Parmi les grands noms du field recording, il y a aussi Knud Viktor, qui a travaillé avec des insectes qu’il a ensuite retravaillés. Ses œuvres sont sorties notamment sur Oiseau Musicien, une plateforme créée par Jean Roché. J’ai diffusé quelques extraits de Knud Viktor lors de l’Ornithomix tout à l’heure.

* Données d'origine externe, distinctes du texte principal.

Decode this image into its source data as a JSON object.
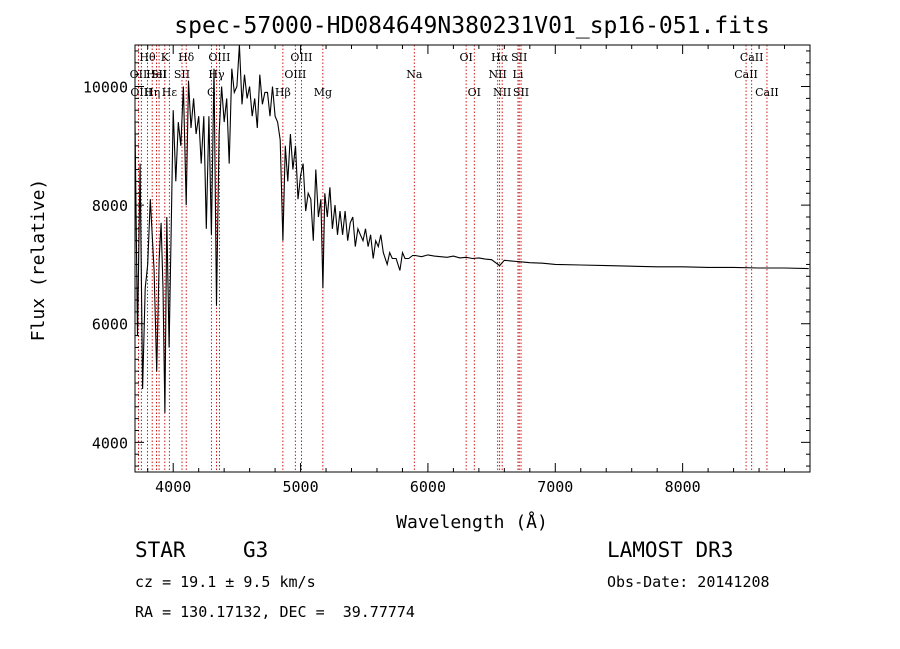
{
  "chart_data": {
    "type": "line",
    "title": "spec-57000-HD084649N380231V01_sp16-051.fits",
    "xlabel": "Wavelength (Å)",
    "ylabel": "Flux (relative)",
    "xlim": [
      3700,
      9000
    ],
    "ylim": [
      3500,
      10700
    ],
    "xticks": [
      4000,
      5000,
      6000,
      7000,
      8000
    ],
    "xtick_labels": [
      "4000",
      "5000",
      "6000",
      "7000",
      "8000"
    ],
    "yticks": [
      4000,
      6000,
      8000,
      10000
    ],
    "ytick_labels": [
      "4000",
      "6000",
      "8000",
      "10000"
    ],
    "grid": false,
    "series": [
      {
        "name": "flux",
        "x": [
          3700,
          3720,
          3740,
          3760,
          3780,
          3800,
          3820,
          3835,
          3850,
          3870,
          3890,
          3905,
          3920,
          3935,
          3950,
          3968,
          3985,
          4000,
          4020,
          4040,
          4060,
          4080,
          4102,
          4120,
          4140,
          4160,
          4180,
          4200,
          4220,
          4240,
          4260,
          4280,
          4300,
          4320,
          4340,
          4360,
          4380,
          4400,
          4420,
          4440,
          4460,
          4480,
          4500,
          4520,
          4540,
          4560,
          4580,
          4600,
          4620,
          4640,
          4660,
          4680,
          4700,
          4720,
          4740,
          4760,
          4780,
          4800,
          4820,
          4840,
          4861,
          4880,
          4900,
          4920,
          4940,
          4960,
          4980,
          5000,
          5020,
          5040,
          5060,
          5080,
          5100,
          5120,
          5140,
          5160,
          5175,
          5190,
          5210,
          5230,
          5250,
          5270,
          5290,
          5310,
          5330,
          5350,
          5370,
          5390,
          5410,
          5430,
          5450,
          5470,
          5490,
          5510,
          5530,
          5550,
          5570,
          5590,
          5610,
          5630,
          5650,
          5680,
          5700,
          5720,
          5750,
          5780,
          5800,
          5820,
          5850,
          5880,
          5900,
          5950,
          6000,
          6050,
          6100,
          6150,
          6200,
          6250,
          6300,
          6350,
          6400,
          6450,
          6500,
          6563,
          6600,
          6650,
          6700,
          6750,
          6800,
          6900,
          7000,
          7200,
          7400,
          7600,
          7800,
          8000,
          8200,
          8400,
          8600,
          8800,
          8990
        ],
        "y": [
          9400,
          5800,
          8700,
          4900,
          6600,
          7000,
          8100,
          7500,
          6900,
          5200,
          7100,
          7700,
          6600,
          4500,
          7800,
          5600,
          7700,
          9600,
          8400,
          9400,
          9000,
          10000,
          8000,
          10100,
          9300,
          9800,
          9200,
          9500,
          8700,
          9500,
          7600,
          9500,
          7500,
          10300,
          6300,
          9200,
          10000,
          9400,
          9800,
          8700,
          10300,
          9900,
          10000,
          10700,
          9700,
          10200,
          9800,
          10000,
          9500,
          9800,
          9300,
          10200,
          9700,
          9900,
          9900,
          9500,
          10000,
          9500,
          9400,
          9100,
          7400,
          9000,
          8400,
          9200,
          8600,
          9000,
          8100,
          8500,
          8700,
          7900,
          8200,
          8100,
          7400,
          8600,
          7800,
          8100,
          6600,
          8200,
          7800,
          8300,
          7600,
          8000,
          7500,
          7900,
          7500,
          7900,
          7400,
          7700,
          7800,
          7300,
          7600,
          7500,
          7400,
          7600,
          7300,
          7500,
          7100,
          7400,
          7300,
          7500,
          7200,
          7000,
          7200,
          7100,
          7100,
          6900,
          7200,
          7100,
          7100,
          7150,
          7150,
          7130,
          7160,
          7140,
          7130,
          7120,
          7140,
          7110,
          7120,
          7100,
          7110,
          7090,
          7080,
          6980,
          7070,
          7060,
          7050,
          7040,
          7030,
          7020,
          7000,
          6990,
          6980,
          6970,
          6960,
          6960,
          6950,
          6950,
          6940,
          6940,
          6930
        ]
      }
    ],
    "lines": [
      {
        "wl": 3727,
        "row": 1,
        "label": "OII"
      },
      {
        "wl": 3750,
        "row": 2,
        "label": "OIII"
      },
      {
        "wl": 3798,
        "row": 0,
        "label": "Hθ"
      },
      {
        "wl": 3835,
        "row": 2,
        "label": "Hη"
      },
      {
        "wl": 3869,
        "row": 1,
        "label": "HeI"
      },
      {
        "wl": 3889,
        "row": 1,
        "label": "SII"
      },
      {
        "wl": 3934,
        "row": 0,
        "label": "K"
      },
      {
        "wl": 3970,
        "row": 2,
        "label": "Hε"
      },
      {
        "wl": 4069,
        "row": 1,
        "label": "SII"
      },
      {
        "wl": 4102,
        "row": 0,
        "label": "Hδ"
      },
      {
        "wl": 4300,
        "row": 2,
        "label": "G"
      },
      {
        "wl": 4340,
        "row": 1,
        "label": "Hγ"
      },
      {
        "wl": 4363,
        "row": 0,
        "label": "OIII"
      },
      {
        "wl": 4861,
        "row": 2,
        "label": "Hβ"
      },
      {
        "wl": 4959,
        "row": 1,
        "label": "OIII"
      },
      {
        "wl": 5007,
        "row": 0,
        "label": "OIII"
      },
      {
        "wl": 5175,
        "row": 2,
        "label": "Mg"
      },
      {
        "wl": 5893,
        "row": 1,
        "label": "Na"
      },
      {
        "wl": 6300,
        "row": 0,
        "label": "OI"
      },
      {
        "wl": 6364,
        "row": 2,
        "label": "OI"
      },
      {
        "wl": 6548,
        "row": 1,
        "label": "NII"
      },
      {
        "wl": 6563,
        "row": 0,
        "label": "Hα"
      },
      {
        "wl": 6583,
        "row": 2,
        "label": "NII"
      },
      {
        "wl": 6707,
        "row": 1,
        "label": "Li"
      },
      {
        "wl": 6717,
        "row": 0,
        "label": "SII"
      },
      {
        "wl": 6731,
        "row": 2,
        "label": "SII"
      },
      {
        "wl": 8498,
        "row": 1,
        "label": "CaII"
      },
      {
        "wl": 8542,
        "row": 0,
        "label": "CaII"
      },
      {
        "wl": 8662,
        "row": 2,
        "label": "CaII"
      }
    ],
    "colors": {
      "spectrum": "#000000",
      "line_markers": "#cc0000",
      "axes": "#000000"
    }
  },
  "info": {
    "object_class": "STAR",
    "subclass": "G3",
    "redshift": "cz = 19.1 ± 9.5 km/s",
    "coords": "RA = 130.17132, DEC =  39.77774",
    "survey": "LAMOST DR3",
    "obs_date": "Obs-Date: 20141208"
  }
}
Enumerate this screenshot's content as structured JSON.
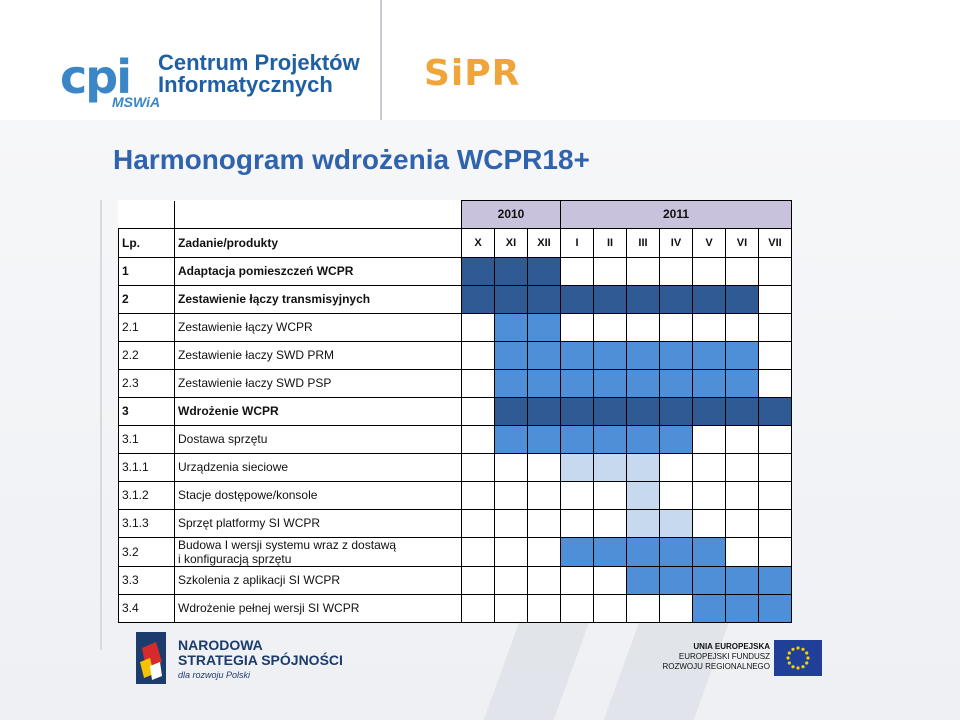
{
  "logos": {
    "cpi_mark": "cpi",
    "cpi_line1": "Centrum Projektów",
    "cpi_line2": "Informatycznych",
    "cpi_sub": "MSWiA",
    "sipr": "SiPR",
    "ns_line1": "NARODOWA",
    "ns_line2": "STRATEGIA SPÓJNOŚCI",
    "ns_line3": "dla rozwoju Polski",
    "eu_line1": "UNIA EUROPEJSKA",
    "eu_line2": "EUROPEJSKI FUNDUSZ",
    "eu_line3": "ROZWOJU REGIONALNEGO"
  },
  "title": "Harmonogram wdrożenia WCPR18+",
  "table": {
    "years": [
      "2010",
      "2011"
    ],
    "header": {
      "lp": "Lp.",
      "task": "Zadanie/produkty"
    },
    "months": [
      "X",
      "XI",
      "XII",
      "I",
      "II",
      "III",
      "IV",
      "V",
      "VI",
      "VII"
    ],
    "rows": [
      {
        "lp": "1",
        "task": "Adaptacja pomieszczeń WCPR",
        "bold": true,
        "cells": [
          1,
          1,
          1,
          0,
          0,
          0,
          0,
          0,
          0,
          0
        ]
      },
      {
        "lp": "2",
        "task": "Zestawienie łączy transmisyjnych",
        "bold": true,
        "cells": [
          1,
          1,
          1,
          1,
          1,
          1,
          1,
          1,
          1,
          0
        ]
      },
      {
        "lp": "2.1",
        "task": "Zestawienie łączy WCPR",
        "bold": false,
        "cells": [
          0,
          2,
          2,
          0,
          0,
          0,
          0,
          0,
          0,
          0
        ]
      },
      {
        "lp": "2.2",
        "task": "Zestawienie łaczy SWD PRM",
        "bold": false,
        "cells": [
          0,
          2,
          2,
          2,
          2,
          2,
          2,
          2,
          2,
          0
        ]
      },
      {
        "lp": "2.3",
        "task": "Zestawienie łaczy SWD PSP",
        "bold": false,
        "cells": [
          0,
          2,
          2,
          2,
          2,
          2,
          2,
          2,
          2,
          0
        ]
      },
      {
        "lp": "3",
        "task": "Wdrożenie WCPR",
        "bold": true,
        "cells": [
          0,
          1,
          1,
          1,
          1,
          1,
          1,
          1,
          1,
          1
        ]
      },
      {
        "lp": "3.1",
        "task": "Dostawa sprzętu",
        "bold": false,
        "cells": [
          0,
          2,
          2,
          2,
          2,
          2,
          2,
          0,
          0,
          0
        ]
      },
      {
        "lp": "3.1.1",
        "task": "Urządzenia sieciowe",
        "bold": false,
        "cells": [
          0,
          0,
          0,
          3,
          3,
          3,
          0,
          0,
          0,
          0
        ]
      },
      {
        "lp": "3.1.2",
        "task": "Stacje dostępowe/konsole",
        "bold": false,
        "cells": [
          0,
          0,
          0,
          0,
          0,
          3,
          0,
          0,
          0,
          0
        ]
      },
      {
        "lp": "3.1.3",
        "task": "Sprzęt platformy SI WCPR",
        "bold": false,
        "cells": [
          0,
          0,
          0,
          0,
          0,
          3,
          3,
          0,
          0,
          0
        ]
      },
      {
        "lp": "3.2",
        "task": "Budowa I wersji systemu wraz z dostawą i konfiguracją sprzętu",
        "task_line1": "Budowa I wersji systemu wraz z dostawą",
        "task_line2": "i konfiguracją sprzętu",
        "bold": false,
        "cells": [
          0,
          0,
          0,
          2,
          2,
          2,
          2,
          2,
          0,
          0
        ]
      },
      {
        "lp": "3.3",
        "task": "Szkolenia z aplikacji SI WCPR",
        "bold": false,
        "cells": [
          0,
          0,
          0,
          0,
          0,
          2,
          2,
          2,
          2,
          2
        ]
      },
      {
        "lp": "3.4",
        "task": "Wdrożenie pełnej wersji SI WCPR",
        "bold": false,
        "cells": [
          0,
          0,
          0,
          0,
          0,
          0,
          0,
          2,
          2,
          2
        ]
      }
    ]
  },
  "colors": {
    "title": "#2f63ad",
    "main_task_bar": "#2f5a93",
    "subtask_bar": "#4e8fd8",
    "light_subtask_bar": "#c7d9ef",
    "year_header": "#c8c2dc"
  }
}
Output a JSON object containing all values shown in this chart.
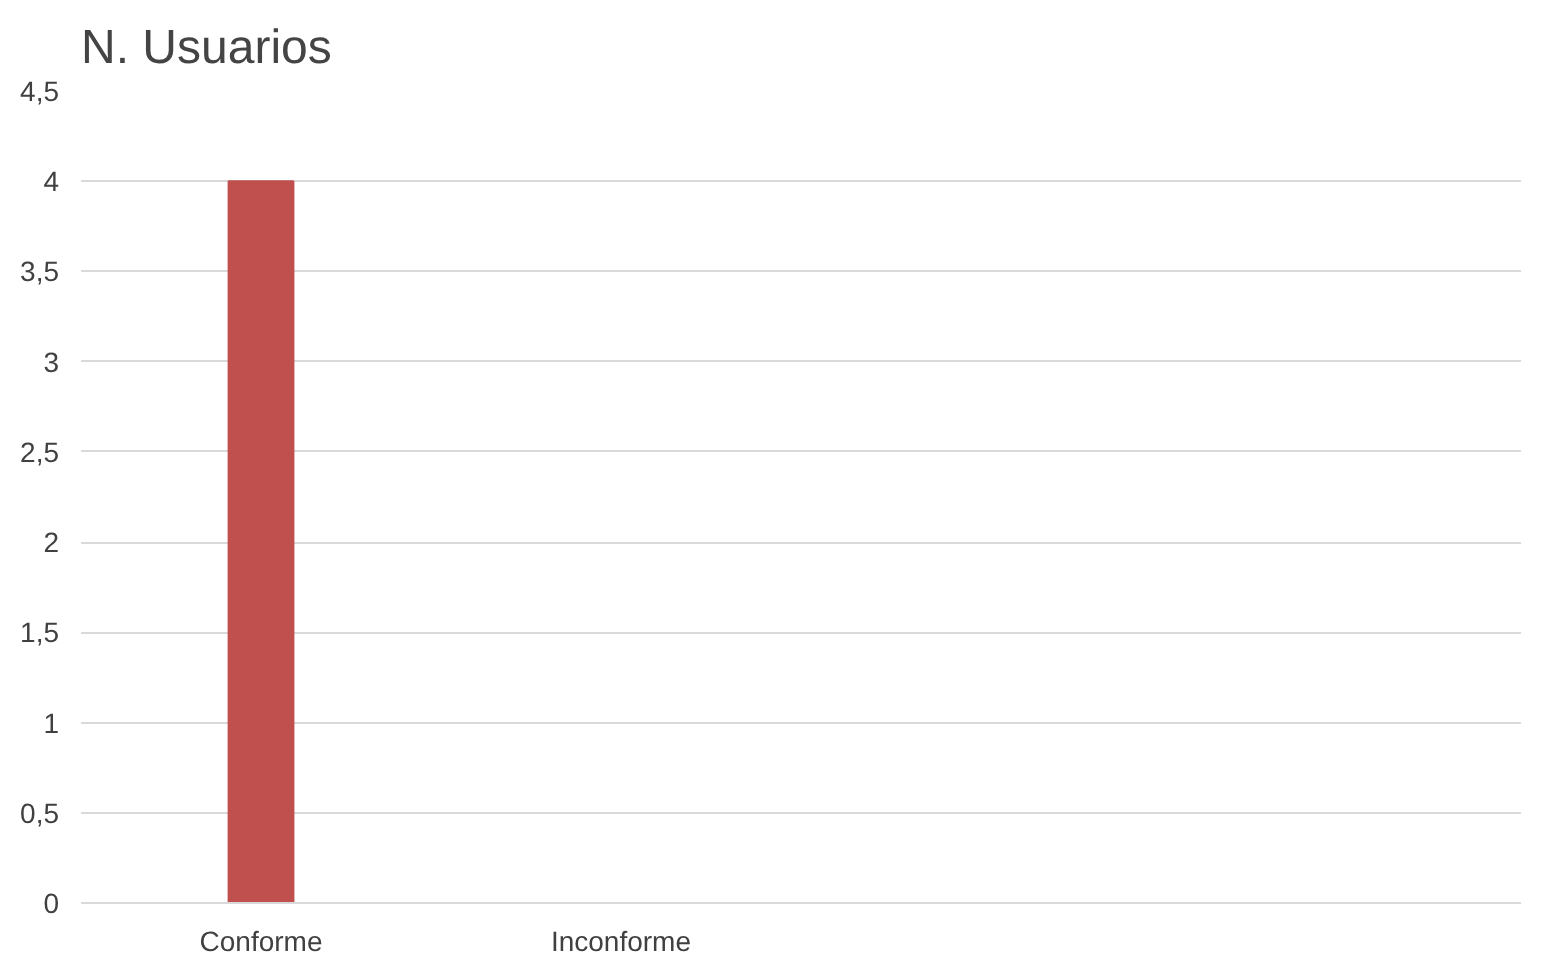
{
  "chart_data": {
    "type": "bar",
    "title": "N. Usuarios",
    "categories": [
      "Conforme",
      "Inconforme",
      null,
      null
    ],
    "values": [
      4,
      0,
      null,
      null
    ],
    "color": "#c0504d",
    "ylim": [
      0,
      4.5
    ],
    "yticks": [
      0,
      {
        "value": 0.5,
        "label": "0,5"
      },
      1,
      {
        "value": 1.5,
        "label": "1,5"
      },
      2,
      {
        "value": 2.5,
        "label": "2,5"
      },
      3,
      {
        "value": 3.5,
        "label": "3,5"
      },
      4,
      {
        "value": 4.5,
        "label": "4,5"
      }
    ],
    "grid": "y"
  }
}
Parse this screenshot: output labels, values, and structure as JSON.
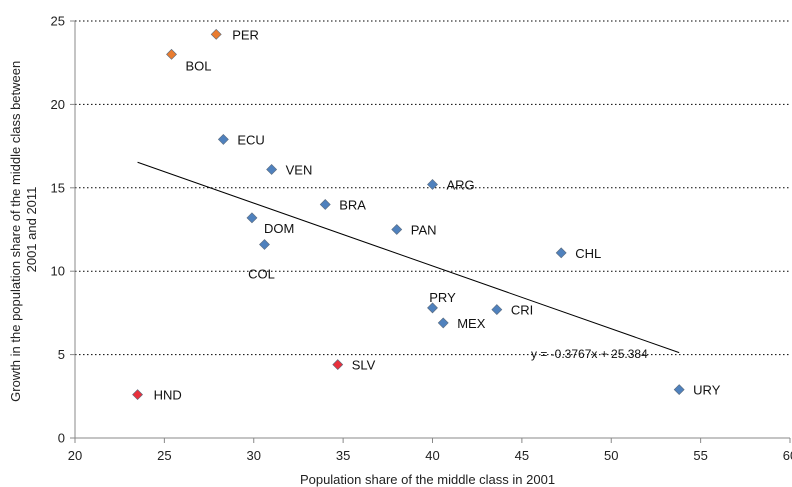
{
  "chart_data": {
    "type": "scatter",
    "xlabel": "Population  share of the middle class in 2001",
    "ylabel_lines": [
      "Growth in the population  share of the middle class between",
      "2001 and 2011"
    ],
    "xlim": [
      20,
      60
    ],
    "ylim": [
      0,
      25
    ],
    "x_ticks": [
      "20",
      "25",
      "30",
      "35",
      "40",
      "45",
      "50",
      "55",
      "60"
    ],
    "y_ticks": [
      "0",
      "5",
      "10",
      "15",
      "20",
      "25"
    ],
    "grid": "horizontal dotted",
    "points": [
      {
        "label": "PER",
        "x": 27.9,
        "y": 24.2,
        "color": "#E97C30"
      },
      {
        "label": "BOL",
        "x": 25.4,
        "y": 23.0,
        "color": "#E97C30"
      },
      {
        "label": "ECU",
        "x": 28.3,
        "y": 17.9,
        "color": "#4F81BD"
      },
      {
        "label": "VEN",
        "x": 31.0,
        "y": 16.1,
        "color": "#4F81BD"
      },
      {
        "label": "ARG",
        "x": 40.0,
        "y": 15.2,
        "color": "#4F81BD"
      },
      {
        "label": "BRA",
        "x": 34.0,
        "y": 14.0,
        "color": "#4F81BD"
      },
      {
        "label": "DOM",
        "x": 29.9,
        "y": 13.2,
        "color": "#4F81BD"
      },
      {
        "label": "PAN",
        "x": 38.0,
        "y": 12.5,
        "color": "#4F81BD"
      },
      {
        "label": "COL",
        "x": 30.6,
        "y": 11.6,
        "color": "#4F81BD"
      },
      {
        "label": "CHL",
        "x": 47.2,
        "y": 11.1,
        "color": "#4F81BD"
      },
      {
        "label": "PRY",
        "x": 40.0,
        "y": 7.8,
        "color": "#4F81BD"
      },
      {
        "label": "CRI",
        "x": 43.6,
        "y": 7.7,
        "color": "#4F81BD"
      },
      {
        "label": "MEX",
        "x": 40.6,
        "y": 6.9,
        "color": "#4F81BD"
      },
      {
        "label": "SLV",
        "x": 34.7,
        "y": 4.4,
        "color": "#E8303C"
      },
      {
        "label": "HND",
        "x": 23.5,
        "y": 2.6,
        "color": "#E8303C"
      },
      {
        "label": "URY",
        "x": 53.8,
        "y": 2.9,
        "color": "#4F81BD"
      }
    ],
    "trendline": {
      "slope": -0.3767,
      "intercept": 25.384,
      "x_start": 23.5,
      "x_end": 53.8,
      "equation": "y = -0.3767x + 25.384"
    }
  }
}
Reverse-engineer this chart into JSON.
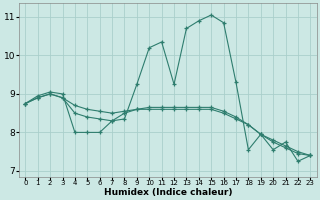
{
  "xlabel": "Humidex (Indice chaleur)",
  "background_color": "#cce8e4",
  "line_color": "#2e7d6e",
  "grid_color": "#aacfcb",
  "xlim": [
    -0.5,
    23.5
  ],
  "ylim": [
    6.85,
    11.35
  ],
  "yticks": [
    7,
    8,
    9,
    10,
    11
  ],
  "xticks": [
    0,
    1,
    2,
    3,
    4,
    5,
    6,
    7,
    8,
    9,
    10,
    11,
    12,
    13,
    14,
    15,
    16,
    17,
    18,
    19,
    20,
    21,
    22,
    23
  ],
  "series": [
    {
      "x": [
        0,
        1,
        2,
        3,
        4,
        5,
        6,
        7,
        8,
        9,
        10,
        11,
        12,
        13,
        14,
        15,
        16,
        17,
        18,
        19,
        20,
        21,
        22,
        23
      ],
      "y": [
        8.75,
        8.95,
        9.05,
        9.0,
        8.0,
        8.0,
        8.0,
        8.3,
        8.35,
        9.25,
        10.2,
        10.35,
        9.25,
        10.7,
        10.9,
        11.05,
        10.85,
        9.3,
        7.55,
        7.95,
        7.55,
        7.75,
        7.25,
        7.4
      ]
    },
    {
      "x": [
        0,
        1,
        2,
        3,
        4,
        5,
        6,
        7,
        8,
        9,
        10,
        11,
        12,
        13,
        14,
        15,
        16,
        17,
        18,
        19,
        20,
        21,
        22,
        23
      ],
      "y": [
        8.75,
        8.9,
        9.0,
        8.9,
        8.5,
        8.4,
        8.35,
        8.3,
        8.5,
        8.6,
        8.6,
        8.6,
        8.6,
        8.6,
        8.6,
        8.6,
        8.5,
        8.35,
        8.2,
        7.95,
        7.8,
        7.65,
        7.5,
        7.4
      ]
    },
    {
      "x": [
        0,
        1,
        2,
        3,
        4,
        5,
        6,
        7,
        8,
        9,
        10,
        11,
        12,
        13,
        14,
        15,
        16,
        17,
        18,
        19,
        20,
        21,
        22,
        23
      ],
      "y": [
        8.75,
        8.9,
        9.0,
        8.9,
        8.7,
        8.6,
        8.55,
        8.5,
        8.55,
        8.6,
        8.65,
        8.65,
        8.65,
        8.65,
        8.65,
        8.65,
        8.55,
        8.4,
        8.2,
        7.95,
        7.75,
        7.6,
        7.45,
        7.4
      ]
    }
  ]
}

Il vient de Suède, où l’électroacoustique est très présente, avec des labels spécialisés dans ce domaine qui ont pu publier ses disques.
En tant que disquaire, avec l’Ornithomix, notre but est d’éveiller ces consciences, de façon ludique et accessible, pour que les gens se sentent moins seuls s’ils écoutent des musiques un peu décalées.
Dans une courte autobiographie publiée en mai 2023, Jean Roché écrivait : « tout est prêt pour le grand départ, mes chants d’oiseaux ne seront pas perdus. ». Vous-même sur un post Instagram vous annonciez vouloir continuer à faire vivre son œuvre à Dizonord et au travers des Ornithomix. Pourquoi cette volonté ?
Il y a deux aspects importants. D’abord, la conservation : on a les CDs, les disques, c’est notre métier de préserver ces archives mais d’autres le feront sans doute mieux ; nous ne sommes que disquaires. Mais au-delà, ce qui compte vraiment, c’est de poursuivre ce travail, d’inspirer les gens, de les sensibiliser au monde qui les entoure.
Ce qui est passionnant, c’est ce sujet de la conservation, l’idée que les choses doivent être protégées, archivées. En tant que disquaire, avec l’Ornithomix, notre but est d’éveiller ces consciences, de façon ludique et accessible, pour que les gens se sentent moins seuls s’ils écoutent des musiques un peu décalées. C’est un vrai challenge, mais c’est aussi ce qui rend le projet intéressant.